The Daily Telegraph has revealed how the Australian government has attempted to suppress its own report on peak oil. The response from the New Zealand government had been equally secretive and obfuscating.
The Report by the Australian Bureau of Infrastructure Transport and Regional Economics (BITRE) is called “Transport Energy Futures; long-term oil supply trends and predictions” and can be downloaded as a pdf
The 470 page report concludes that world oil production will peak in approximately 2016 and then begin to decline for the rest of the century and beyond.
"Given the growth in deep and non-conventional oil balancing the shallow decline in conventional production, it is predicted that we have entered about 2006 onto a slightly upward slanting plateau in potential oil production that will last only to about 2016-eight years from now (2008).
After that, the modelling is forecasting what can be termed ‘the 2017 drop-off’. The outlook under a base case scenario is for a long decline in oil production to begin in 2017, which will stretch to the end of the century and beyond. Projected increases in deep water and non-conventional oil, which are ‘rate-constrained’ in ways that conventional oil is not, will not change this pattern."

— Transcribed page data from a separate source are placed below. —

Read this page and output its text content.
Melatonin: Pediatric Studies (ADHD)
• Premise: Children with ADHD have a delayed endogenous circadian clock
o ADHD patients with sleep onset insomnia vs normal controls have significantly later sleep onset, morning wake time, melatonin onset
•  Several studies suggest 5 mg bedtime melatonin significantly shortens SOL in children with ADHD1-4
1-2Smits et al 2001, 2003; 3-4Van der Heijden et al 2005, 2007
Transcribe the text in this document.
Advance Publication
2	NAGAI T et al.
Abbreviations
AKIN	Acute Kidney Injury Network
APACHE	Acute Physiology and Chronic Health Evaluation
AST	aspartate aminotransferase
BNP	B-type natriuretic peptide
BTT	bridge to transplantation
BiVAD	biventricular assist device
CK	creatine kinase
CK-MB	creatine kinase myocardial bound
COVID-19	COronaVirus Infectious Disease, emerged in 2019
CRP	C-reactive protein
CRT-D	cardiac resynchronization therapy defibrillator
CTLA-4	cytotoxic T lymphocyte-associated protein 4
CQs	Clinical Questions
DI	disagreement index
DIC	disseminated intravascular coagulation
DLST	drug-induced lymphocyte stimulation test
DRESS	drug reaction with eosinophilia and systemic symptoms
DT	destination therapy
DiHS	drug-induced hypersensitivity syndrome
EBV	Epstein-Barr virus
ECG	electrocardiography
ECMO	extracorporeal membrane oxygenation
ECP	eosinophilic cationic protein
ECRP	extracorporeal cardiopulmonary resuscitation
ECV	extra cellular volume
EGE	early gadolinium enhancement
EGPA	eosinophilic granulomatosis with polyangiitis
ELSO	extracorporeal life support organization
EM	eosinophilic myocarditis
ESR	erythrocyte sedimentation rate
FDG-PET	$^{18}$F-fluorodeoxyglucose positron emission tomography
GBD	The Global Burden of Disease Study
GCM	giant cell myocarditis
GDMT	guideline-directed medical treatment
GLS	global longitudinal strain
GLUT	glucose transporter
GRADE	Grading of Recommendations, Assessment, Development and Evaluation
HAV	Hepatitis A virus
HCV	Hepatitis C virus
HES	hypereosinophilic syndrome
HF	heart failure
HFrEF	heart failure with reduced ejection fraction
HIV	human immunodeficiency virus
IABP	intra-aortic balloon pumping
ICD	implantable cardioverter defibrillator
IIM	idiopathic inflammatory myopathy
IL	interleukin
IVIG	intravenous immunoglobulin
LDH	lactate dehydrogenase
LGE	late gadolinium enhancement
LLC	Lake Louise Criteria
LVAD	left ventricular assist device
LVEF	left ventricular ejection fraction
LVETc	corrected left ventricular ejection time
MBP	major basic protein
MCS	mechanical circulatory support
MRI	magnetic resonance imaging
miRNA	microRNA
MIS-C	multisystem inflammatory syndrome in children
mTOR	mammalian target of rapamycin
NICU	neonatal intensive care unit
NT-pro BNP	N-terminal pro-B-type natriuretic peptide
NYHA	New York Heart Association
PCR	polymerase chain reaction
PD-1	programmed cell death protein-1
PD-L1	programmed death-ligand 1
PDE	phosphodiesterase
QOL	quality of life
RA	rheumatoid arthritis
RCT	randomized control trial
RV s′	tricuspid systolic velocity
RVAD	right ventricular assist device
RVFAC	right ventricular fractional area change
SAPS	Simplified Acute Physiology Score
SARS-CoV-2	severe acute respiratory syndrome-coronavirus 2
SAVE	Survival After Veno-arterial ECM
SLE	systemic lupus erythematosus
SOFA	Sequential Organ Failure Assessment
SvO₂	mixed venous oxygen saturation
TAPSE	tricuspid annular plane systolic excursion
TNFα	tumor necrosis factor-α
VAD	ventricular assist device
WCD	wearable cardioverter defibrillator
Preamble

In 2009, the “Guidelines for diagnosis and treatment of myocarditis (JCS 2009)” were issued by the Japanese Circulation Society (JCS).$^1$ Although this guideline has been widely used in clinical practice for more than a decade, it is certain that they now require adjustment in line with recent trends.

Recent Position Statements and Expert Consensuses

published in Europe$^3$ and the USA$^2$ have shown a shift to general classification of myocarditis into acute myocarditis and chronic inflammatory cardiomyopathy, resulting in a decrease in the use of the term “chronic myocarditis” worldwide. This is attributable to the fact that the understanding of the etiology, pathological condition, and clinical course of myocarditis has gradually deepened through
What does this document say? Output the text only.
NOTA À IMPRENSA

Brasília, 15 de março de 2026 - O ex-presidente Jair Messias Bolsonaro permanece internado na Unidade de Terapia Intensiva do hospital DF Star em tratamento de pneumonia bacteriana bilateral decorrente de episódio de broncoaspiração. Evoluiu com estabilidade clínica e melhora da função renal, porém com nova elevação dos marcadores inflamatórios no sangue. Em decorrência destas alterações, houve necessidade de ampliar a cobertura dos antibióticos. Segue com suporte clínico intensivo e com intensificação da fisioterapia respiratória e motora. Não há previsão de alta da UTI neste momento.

The New Zealand government approach to peak oil has been equally secretive but much more cunning. Although the National government received very strong advice from officials in 2009 confirming New Zealand's high vulnerability to oil shocks, it has decided that the peak oil issue is altogether too sensitive to risk obtaining further advice on. NZ Report here
Better not to ask any questions when you don't have any answers. This ostrich approach was confirmed from my official information request in late 2001. The response I received was that no specific advice on the risks and impacts to New Zealand of a potential decline in world oil production had been requested or received since 2008.
What I would now like to know now is, given the high degree of co-operation between officials trans-Tasman, whether New Zealand officials or Ministers received copies of the BITRE report, and if so what was their response to it?
2 comments:
I also found no public links to this document at the Bureau of Infrastructure and Transport. Just checking.
Google did however find a non public link to the exact same document at The Australian Institute of Energy.
http://aie.org.au/StaticContent\Images\Report_120106.pdf
Searches on the ISBN (it has one) or INFRASTRUCTURE 08294 (the abbreviated document name) at either BIT or AIE were negative.
The closest match from the AIE was for "Australia’s future oil supply and alternative transport fuels" from 2007, Final Report, which recommended a further in depth study.
The 2009 document preface states "In 2007 the Bureau of Infrastructure, Transport and Regional Economics (BITRE)commenced a project..."
Obviously Ackerman is a lunatic and shill for CTL, but the hidden report is a concern. Was there ever any response from the government?